House debates

Wednesday, 28 October 2009

Matters of Public Importance

Border Protection

4:46 pm

Photo of Tony ZappiaTony Zappia (Makin, Australian Labor Party) Share this | Hansard source

I welcome this matter of public importance because this is a debate that needs to take place, but it needs to take place in an honest and constructive way. It is a debate that all Australians should be engaged in because we are debating a matter which affects the lives of real people—real children, real mothers and fathers. These are real people who find themselves in traumatic and vulnerable circumstances. They are real people whom people smugglers are exploiting and whose lives are being placed at risk.

We are confronted with a complex worldwide problem and one that is deserving of bipartisan support as we work through it—a problem where, according to the UNHCR, at the end of 2008 there were 42 million forcibly displaced people worldwide, including 15.2 million refugees. We are confronted with a global problem that will not be resolved by rhetoric and political point-scoring but by considered and measured strategies that produce the best long-term outcomes for refugees and for the countries that asylum seekers want to settle in. Those strategies will best be achieved by cooperative arrangements with the international community and, particularly for Australia, by cooperative arrangements with our regional neighbours.
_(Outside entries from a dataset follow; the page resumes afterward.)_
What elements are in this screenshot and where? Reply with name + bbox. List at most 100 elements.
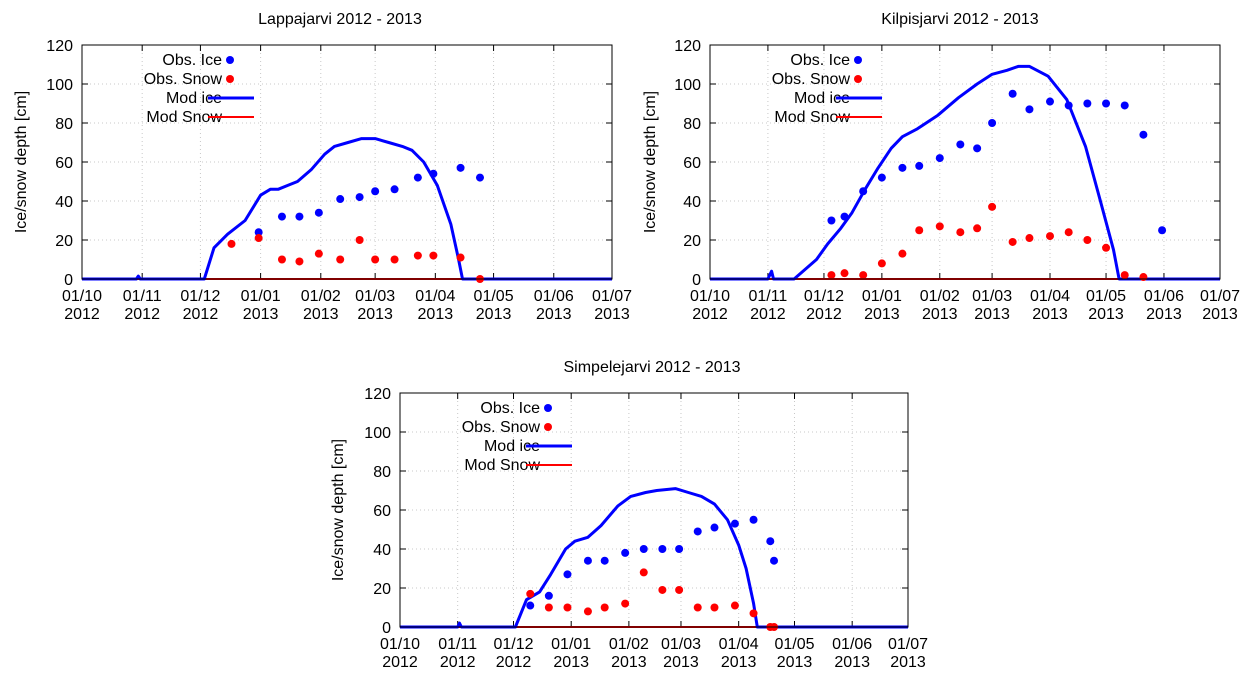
x-tick-label: 01/02: [609, 636, 649, 653]
series-obs-ice-point: [730, 519, 739, 528]
series-obs-ice-point: [1046, 97, 1054, 106]
series-obs-snow-point: [988, 202, 997, 211]
legend-entry: Obs. Ice: [790, 52, 862, 69]
x-tick-label: 01/02: [301, 288, 341, 305]
series-obs-ice-point: [429, 169, 438, 178]
y-tick-label: 120: [674, 38, 701, 55]
chart-panel-3: Simpelejarvi 2012 - 2013 0 20 40 60 80 100 120 0…: [330, 359, 928, 671]
y-axis-label: Ice/snow depth [cm]: [13, 91, 30, 233]
x-tick-label: 01/06: [832, 636, 872, 653]
x-tick-label: 01/04: [415, 288, 455, 305]
x-tick-label-year: 2013: [303, 306, 339, 323]
series-obs-snow-point: [710, 603, 719, 612]
legend-label: Obs. Ice: [162, 52, 222, 69]
series-obs-snow-point: [1064, 228, 1073, 237]
x-tick-label-year: 2013: [777, 654, 813, 671]
series-obs-ice-point: [827, 216, 836, 225]
x-tick-label-year: 2013: [1032, 306, 1068, 323]
x-tick-label-year: 2012: [440, 654, 476, 671]
series-obs-snow-point: [336, 255, 345, 264]
x-tick-label-year: 2013: [611, 654, 647, 671]
x-tick-label-year: 2013: [864, 306, 900, 323]
series-obs-snow-point: [429, 251, 438, 260]
series-obs-ice-point: [973, 144, 982, 153]
x-tick-label-year: 2013: [1146, 306, 1182, 323]
series-obs-snow-point: [827, 271, 836, 280]
series-obs-ice-point: [456, 163, 465, 172]
x-tick-label-year: 2013: [357, 306, 393, 323]
series-obs-ice-point: [749, 515, 758, 524]
x-tick-label-year: 2013: [890, 654, 926, 671]
y-tick-label: 120: [46, 38, 73, 55]
series-obs-snow-point: [227, 239, 236, 248]
legend-entry: Obs. Snow: [462, 419, 552, 436]
series-obs-ice-point: [675, 545, 684, 553]
legend-label: Obs. Snow: [462, 419, 541, 436]
series-obs-ice-point: [1025, 105, 1034, 114]
series-obs-ice-point: [526, 601, 535, 610]
plot-frame: [399, 392, 909, 628]
series-obs-ice-point: [1158, 226, 1167, 235]
x-tick-label-year: 2013: [594, 306, 630, 323]
chart-title: Simpelejarvi 2012 - 2013: [564, 359, 741, 376]
x-tick-label: 01/06: [534, 288, 574, 305]
x-tick-label-year: 2012: [64, 306, 100, 323]
series-obs-ice-point: [1102, 99, 1111, 108]
x-tick-label-year: 2013: [663, 654, 699, 671]
series-obs-snow-point: [456, 253, 465, 262]
series-obs-snow-point: [1102, 243, 1111, 252]
series-obs-snow-point: [935, 222, 944, 231]
series-obs-ice-point: [658, 545, 667, 553]
series-obs-ice-point: [877, 173, 886, 182]
chart-panel-2: Kilpisjarvi 2012 - 2013 0 20 40 60 80 100 120 01…: [642, 11, 1240, 323]
x-tick-label-year: 2012: [806, 306, 842, 323]
series-obs-snow-point: [1083, 236, 1092, 244]
series-mod-ice-line: [82, 137, 612, 281]
legend-label: Obs. Snow: [772, 71, 851, 88]
series-obs-ice-point: [988, 119, 997, 127]
x-tick-label: 01/12: [804, 288, 844, 305]
legend-marker: [854, 56, 862, 64]
legend-label: Mod ice: [484, 438, 540, 455]
x-tick-label: 01/04: [719, 636, 759, 653]
x-tick-label: 01/02: [920, 288, 960, 305]
series-obs-ice-point: [1139, 130, 1148, 139]
plot-frame: [81, 44, 613, 280]
x-tick-label: 01/11: [748, 288, 787, 305]
y-tick-label: 120: [364, 386, 391, 403]
x-tick-label: 01/07: [888, 636, 928, 653]
series-obs-ice-point: [770, 556, 779, 565]
y-tick-label: 80: [55, 116, 73, 133]
x-tick-label: 01/12: [493, 636, 533, 653]
x-tick-label-year: 2013: [974, 306, 1010, 323]
y-tick-label: 80: [373, 464, 391, 481]
x-tick-label-year: 2013: [476, 306, 512, 323]
legend-entry: Obs. Ice: [162, 52, 234, 69]
x-tick-label: 01/03: [355, 288, 395, 305]
series-obs-ice-point: [915, 161, 924, 170]
series-obs-snow-point: [639, 568, 648, 577]
series-obs-snow-point: [277, 255, 286, 264]
series-obs-ice-point: [314, 208, 323, 217]
series-obs-ice-point: [583, 556, 592, 565]
x-tick-label-year: 2013: [834, 654, 870, 671]
y-tick-label: 0: [692, 272, 701, 289]
x-tick-label: 01/05: [474, 288, 514, 305]
series-obs-snow-point: [1025, 234, 1034, 243]
x-tick-label-year: 2013: [536, 306, 572, 323]
series-obs-snow-point: [254, 234, 263, 243]
x-tick-label: 01/01: [551, 636, 591, 653]
chart-title: Lappajarvi 2012 - 2013: [258, 11, 422, 28]
series-obs-snow-point: [544, 603, 553, 612]
legend-label: Mod ice: [794, 90, 850, 107]
y-axis-label: Ice/snow depth [cm]: [642, 91, 659, 233]
legend-label: Mod Snow: [464, 457, 540, 474]
legend-entry: Mod Snow: [464, 457, 572, 474]
x-tick-label-year: 2012: [382, 654, 418, 671]
legend-label: Obs. Ice: [480, 400, 540, 417]
x-tick-label: 01/10: [690, 288, 730, 305]
y-tick-label: 100: [674, 77, 701, 94]
y-tick-label: 20: [373, 581, 391, 598]
series-obs-ice-point: [563, 570, 572, 579]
In recent times the situation in Afghanistan and Sri Lanka has resulted in an escalation in the number of people who have been displaced from their homes—people whose lives are at risk, who are living in atrocious conditions and who are desperately wanting to find a new home. Attempts by the coalition to ignore this reality are politically motivated. The increase in unauthorised boat arrivals to Australia in recent times is consistent with increases in asylum seeker numbers being seen around the world. We require a global response to refugee matters that is humanitarian and that is consistent with UNHCR principles, in conjunction with international counter-people-smuggling strategies; a global response that ought to attempt to stabilise and secure those countries from where people are fleeing. These are the long-term objectives towards which we should all be working and the objectives I believe that are underpinning the government’s response.

Since World War II, three-quarters of a million refugees have settled in Australia; 150,000 of them arrived during the Howard government year and nearly 15,000 of those arrived as boat people. It was not the Howard government’s Pacific solution that resulted in a decrease in refugees and unauthorised boat arrivals but a decrease in refugees leaving Iraq, Afghanistan and Sri Lanka after 2001. In fact, between 2001 and 2003 numbers dropped significantly. Between 2005 and 2008 the number of refugees leaving those countries, from which most refugees are coming, rose once again.

These are the facts—not the rhetoric. That is why in the budget the government allocated an additional $654 million to combat people smuggling. That is why the government recently increased its core funding to the UNHCR by $4.4 million, to $14.3 million, and provided another $2 million for the UNHCR’s protection, assessment and outreach program in Indonesia. This is in addition to another $5 million that was provided to the International Organisation for Migration for its Indonesian activities.

I listened to the debate and the contributions from members opposite. What struck me was that on one hand they would have you believe that they are the party of compassion and fairness but that on the other hand they are the party that had the tough policies that stopped people coming to this country as refugees. At the same time the Leader of the Opposition asserted that it was the Howard government’s soft policies in 2005 that took children and women away from the detention facilities and away from detention.